When I’m not writing, I’m talking to Her. So far everything is okay, our lives remaining in sync despite the distance between us. John Miller helps out, as he’s sort of become Her unofficial guardian in my absence. He is a constant in both of our lives these days. It also helps that Her and I have developed a routine, one born out of my insomnia. I am always awake at 5:00 a.m., which is 7:00 a.m. back home in Chicago, so we do a video chat, me wide-eyed and sleep-deprived, spouting all kinds of nonsense, Her laughing tiredly and getting ready for school. Eventually, I fall asleep (usually around 6:00 a.m.), when she is in class. By the time I’m awake again, she’s back
home, and we spend the next few hours sending texts to one another. Then, at around 11:00 p.m., she gets ready for bed, and we do another video chat. She brings the computer to bed with Her, and I talk to Her until she falls asleep. Some nights, she forgets to sign off, so I sit in Los Angeles and watch Her sleep in Chicago, grainy and barely visible in the dark, Her breathing mixing with the sounds of the city, in that bedroom I know so well. Eventually, our connection times out and she freezes on my computer screen, no more breathing or movement, so I swallow a few Ativans and go back to doing whatever distracts me from my loneliness . . . usually this means staring out the window at the action in the hot tubs, or maybe walking down to the vending machines for no particular reason, except that my brain is sort of humming and fuzzy and warm and it’s telling me I need to get some of that California air, to breathe it in and let it cool my system. So I stand outside in my hoodie, drinking a can of soda, my eyes swooshing around in a haze, over to the glimmering taillights on the Hollywood Freeway, across the night to the fences of Universal City, or down to the pitiful Los Angeles River.
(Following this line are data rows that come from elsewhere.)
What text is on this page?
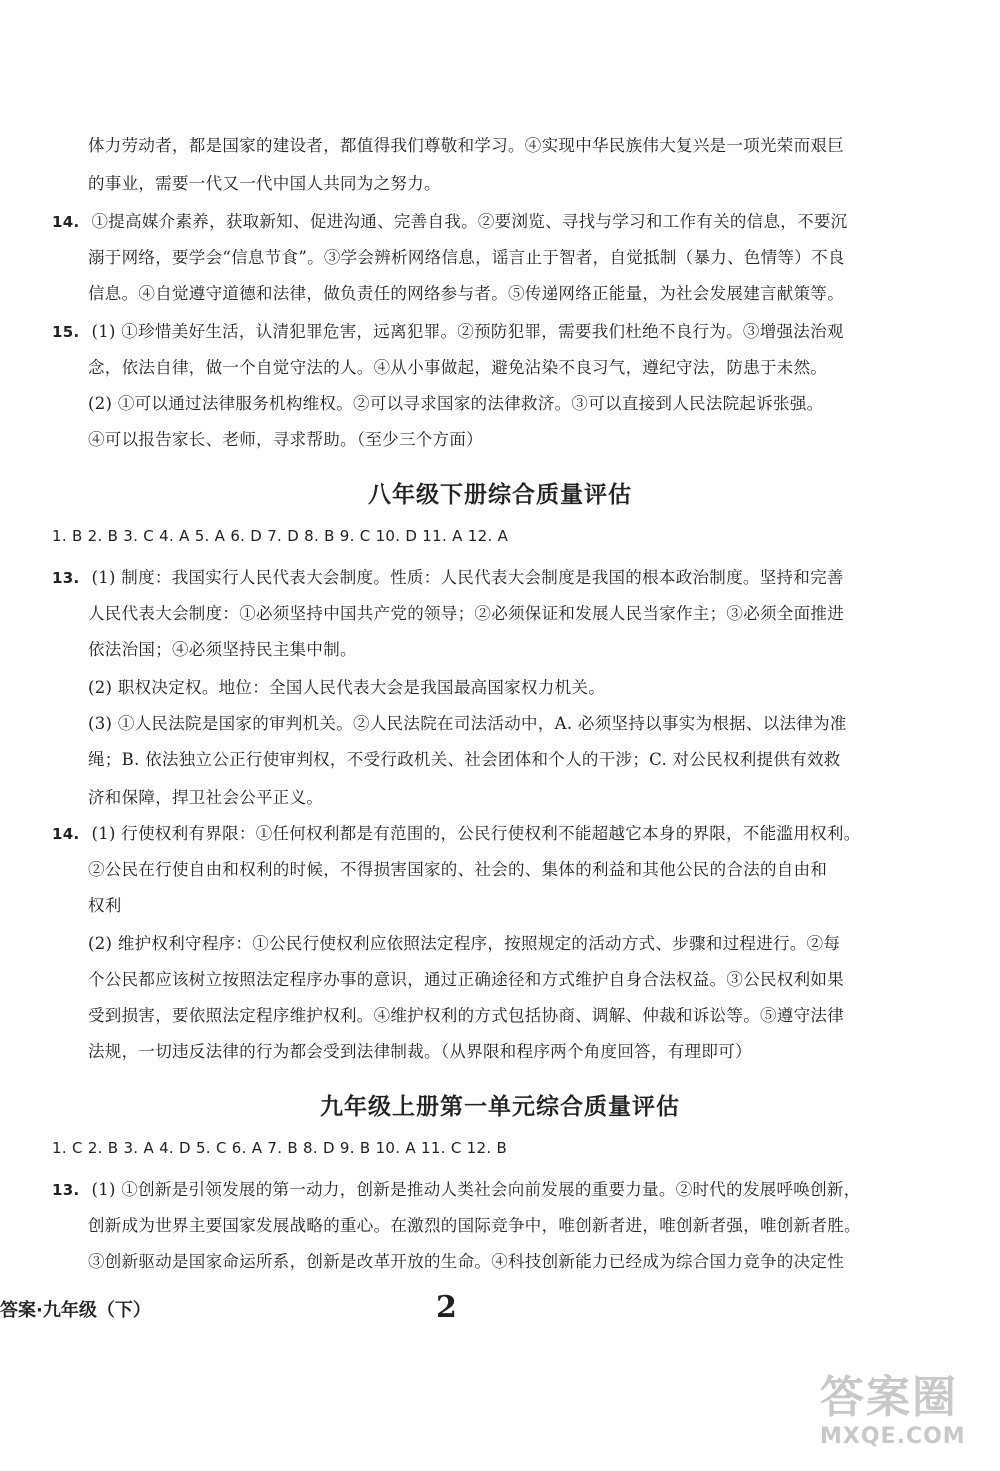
体力劳动者，都是国家的建设者，都值得我们尊敬和学习。④实现中华民族伟大复兴是一项光荣而艰巨
的事业，需要一代又一代中国人共同为之努力。
14. ①提高媒介素养，获取新知、促进沟通、完善自我。②要浏览、寻找与学习和工作有关的信息，不要沉
溺于网络，要学会“信息节食”。③学会辨析网络信息，谣言止于智者，自觉抵制（暴力、色情等）不良
信息。④自觉遵守道德和法律，做负责任的网络参与者。⑤传递网络正能量，为社会发展建言献策等。
15. (1) ①珍惜美好生活，认清犯罪危害，远离犯罪。②预防犯罪，需要我们杜绝不良行为。③增强法治观
念，依法自律，做一个自觉守法的人。④从小事做起，避免沾染不良习气，遵纪守法，防患于未然。
(2) ①可以通过法律服务机构维权。②可以寻求国家的法律救济。③可以直接到人民法院起诉张强。
④可以报告家长、老师，寻求帮助。（至少三个方面）
八年级下册综合质量评估
1. B 2. B 3. C 4. A 5. A 6. D 7. D 8. B 9. C 10. D 11. A 12. A
13. (1) 制度：我国实行人民代表大会制度。性质：人民代表大会制度是我国的根本政治制度。坚持和完善
人民代表大会制度：①必须坚持中国共产党的领导；②必须保证和发展人民当家作主；③必须全面推进
依法治国；④必须坚持民主集中制。
(2) 职权决定权。地位：全国人民代表大会是我国最高国家权力机关。
(3) ①人民法院是国家的审判机关。②人民法院在司法活动中，A. 必须坚持以事实为根据、以法律为准
绳；B. 依法独立公正行使审判权，不受行政机关、社会团体和个人的干涉；C. 对公民权利提供有效救
济和保障，捍卫社会公平正义。
14. (1) 行使权利有界限：①任何权利都是有范围的，公民行使权利不能超越它本身的界限，不能滥用权利。
②公民在行使自由和权利的时候，不得损害国家的、社会的、集体的利益和其他公民的合法的自由和
权利
(2) 维护权利守程序：①公民行使权利应依照法定程序，按照规定的活动方式、步骤和过程进行。②每
个公民都应该树立按照法定程序办事的意识，通过正确途径和方式维护自身合法权益。③公民权利如果
受到损害，要依照法定程序维护权利。④维护权利的方式包括协商、调解、仲裁和诉讼等。⑤遵守法律
法规，一切违反法律的行为都会受到法律制裁。（从界限和程序两个角度回答，有理即可）
九年级上册第一单元综合质量评估
1. C 2. B 3. A 4. D 5. C 6. A 7. B 8. D 9. B 10. A 11. C 12. B
13. (1) ①创新是引领发展的第一动力，创新是推动人类社会向前发展的重要力量。②时代的发展呼唤创新，
创新成为世界主要国家发展战略的重心。在激烈的国际竞争中，唯创新者进，唯创新者强，唯创新者胜。
③创新驱动是国家命运所系，创新是改革开放的生命。④科技创新能力已经成为综合国力竞争的决定性
答案·九年级（下）	2
答案圈
MXQE.COM
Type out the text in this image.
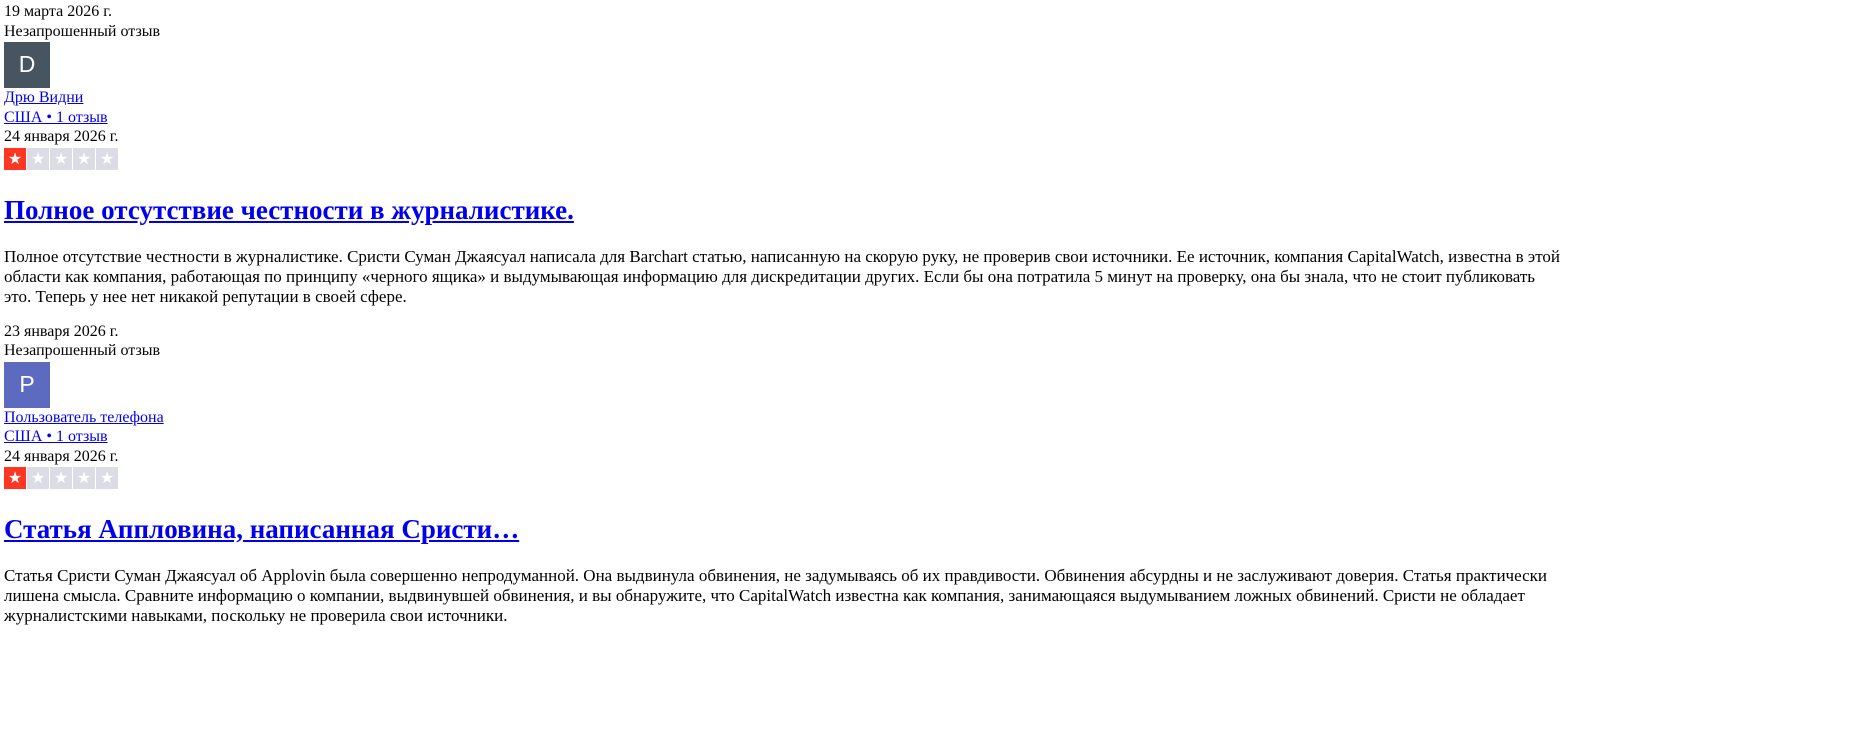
19 марта 2026 г.
Незапрошенный отзыв
D
Дрю Видни
США • 1 отзыв
24 января 2026 г.
★ ★ ★ ★ ★
Полное отсутствие честности в журналистике.

Полное отсутствие честности в журналистике. Сристи Суман Джаясуал написала для Barchart статью, написанную на скорую руку, не проверив свои источники. Ее источник, компания CapitalWatch, известна в этой области как компания, работающая по принципу «черного ящика» и выдумывающая информацию для дискредитации других. Если бы она потратила 5 минут на проверку, она бы знала, что не стоит публиковать это. Теперь у нее нет никакой репутации в своей сфере.

23 января 2026 г.
Незапрошенный отзыв
P
Пользователь телефона
США • 1 отзыв
24 января 2026 г.
★ ★ ★ ★ ★
Статья Аппловина, написанная Сристи…

Статья Сристи Суман Джаясуал об Applovin была совершенно непродуманной. Она выдвинула обвинения, не задумываясь об их правдивости. Обвинения абсурдны и не заслуживают доверия. Статья практически лишена смысла. Сравните информацию о компании, выдвинувшей обвинения, и вы обнаружите, что CapitalWatch известна как компания, занимающаяся выдумыванием ложных обвинений. Сристи не обладает журналистскими навыками, поскольку не проверила свои источники.
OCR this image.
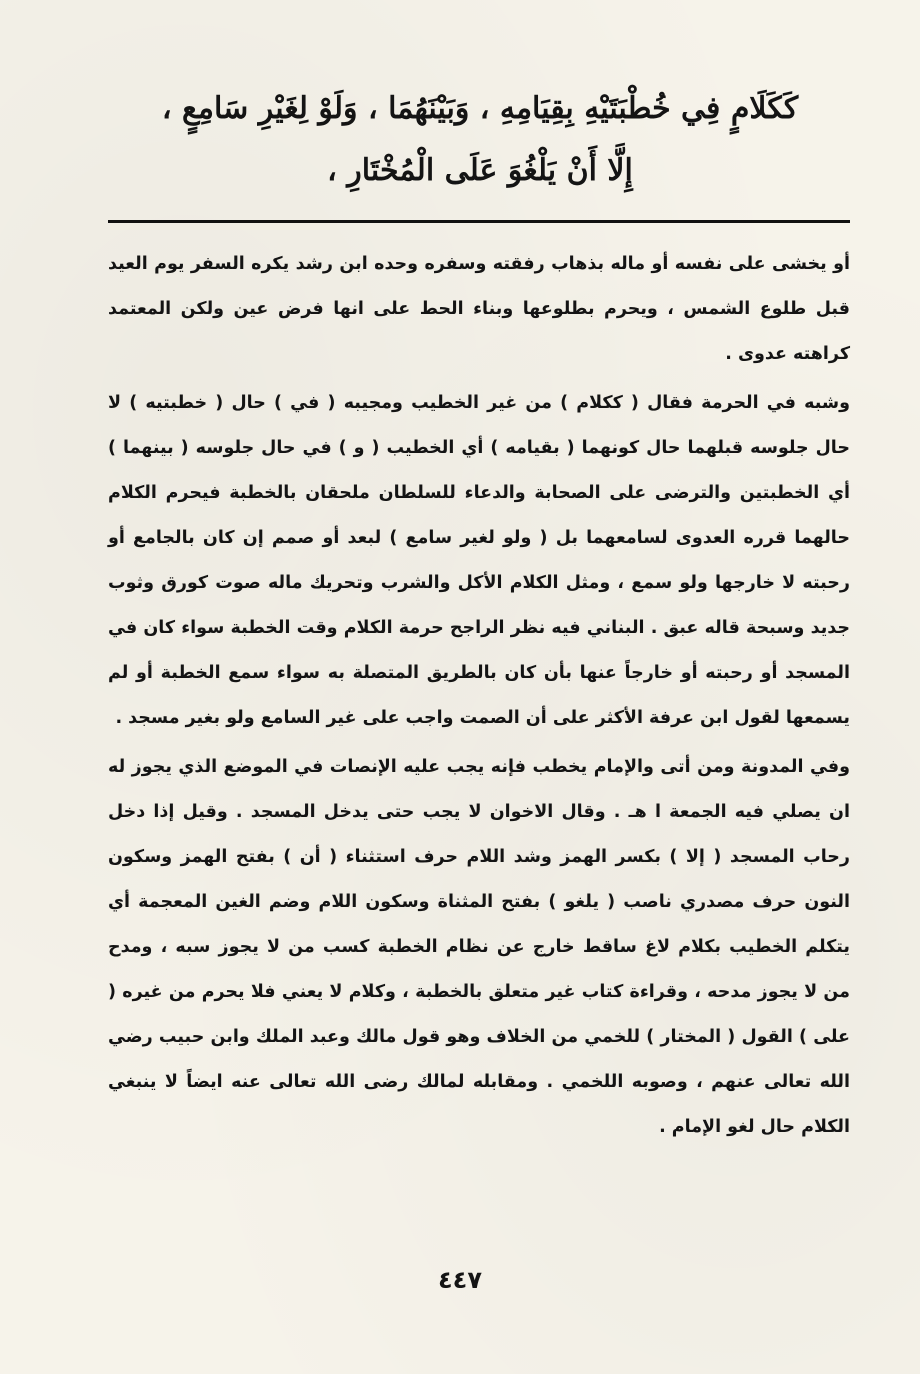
كَكَلَامٍ فِي خُطْبَتَيْهِ بِقِيَامِهِ ، وَبَيْنَهُمَا ، وَلَوْ لِغَيْرِ سَامِعٍ ،
إِلَّا أَنْ يَلْغُوَ عَلَى الْمُخْتَارِ ،

أو يخشى على نفسه أو ماله بذهاب رفقته وسفره وحده ابن رشد يكره السفر يوم العيد قبل طلوع الشمس ، ويحرم بطلوعها وبناء الحط على انها فرض عين ولكن المعتمد كراهته عدوى .

وشبه في الحرمة فقال ( ككلام ) من غير الخطيب ومجيبه ( في ) حال ( خطبتيه ) لا حال جلوسه قبلهما حال كونهما ( بقيامه ) أي الخطيب ( و ) في حال جلوسه ( بينهما ) أي الخطبتين والترضى على الصحابة والدعاء للسلطان ملحقان بالخطبة فيحرم الكلام حالهما قرره العدوى لسامعهما بل ( ولو لغير سامع ) لبعد أو صمم إن كان بالجامع أو رحبته لا خارجها ولو سمع ، ومثل الكلام الأكل والشرب وتحريك ماله صوت كورق وثوب جديد وسبحة قاله عبق . البناني فيه نظر الراجح حرمة الكلام وقت الخطبة سواء كان في المسجد أو رحبته أو خارجاً عنها بأن كان بالطريق المتصلة به سواء سمع الخطبة أو لم يسمعها لقول ابن عرفة الأكثر على أن الصمت واجب على غير السامع ولو بغير مسجد .

وفي المدونة ومن أتى والإمام يخطب فإنه يجب عليه الإنصات في الموضع الذي يجوز له ان يصلي فيه الجمعة ا هـ . وقال الاخوان لا يجب حتى يدخل المسجد . وقيل إذا دخل رحاب المسجد ( إلا ) بكسر الهمز وشد اللام حرف استثناء ( أن ) بفتح الهمز وسكون النون حرف مصدري ناصب ( يلغو ) بفتح المثناة وسكون اللام وضم الغين المعجمة أي يتكلم الخطيب بكلام لاغ ساقط خارج عن نظام الخطبة كسب من لا يجوز سبه ، ومدح من لا يجوز مدحه ، وقراءة كتاب غير متعلق بالخطبة ، وكلام لا يعني فلا يحرم من غيره ( على ) القول ( المختار ) للخمي من الخلاف وهو قول مالك وعبد الملك وابن حبيب رضي الله تعالى عنهم ، وصوبه اللخمي . ومقابله لمالك رضى الله تعالى عنه ايضاً لا ينبغي الكلام حال لغو الإمام .

٤٤٧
Behind me are the Hollywood Hills, all pocked and mysterious in the moonlight, and beyond that, the Forest Lawn cemetery, the final resting place of silver-screen stars. Famous ghosts in there. One night I got all freaked out because I thought I heard a coyote over in the bushes, and Jen-with-Two-
N
’s had told me that tons of them were up here, and that they kill people’s pets at night. I’m thinking of switching meds, for the record. Ativan isn’t doing it for me anymore. Or it’s doing it
too well. I’m not sure. Anyway, eventually 5:00 a.m. rolls around again and we do another video chat, I watch Her leave for school, and the process starts all over again. I’d say we spend roughly half the day talking to each other, yet we say absolutely nothing of substance. I am strangely okay with this. We are both nervous. We both see the writing on the wall. We are both choosing to ignore it.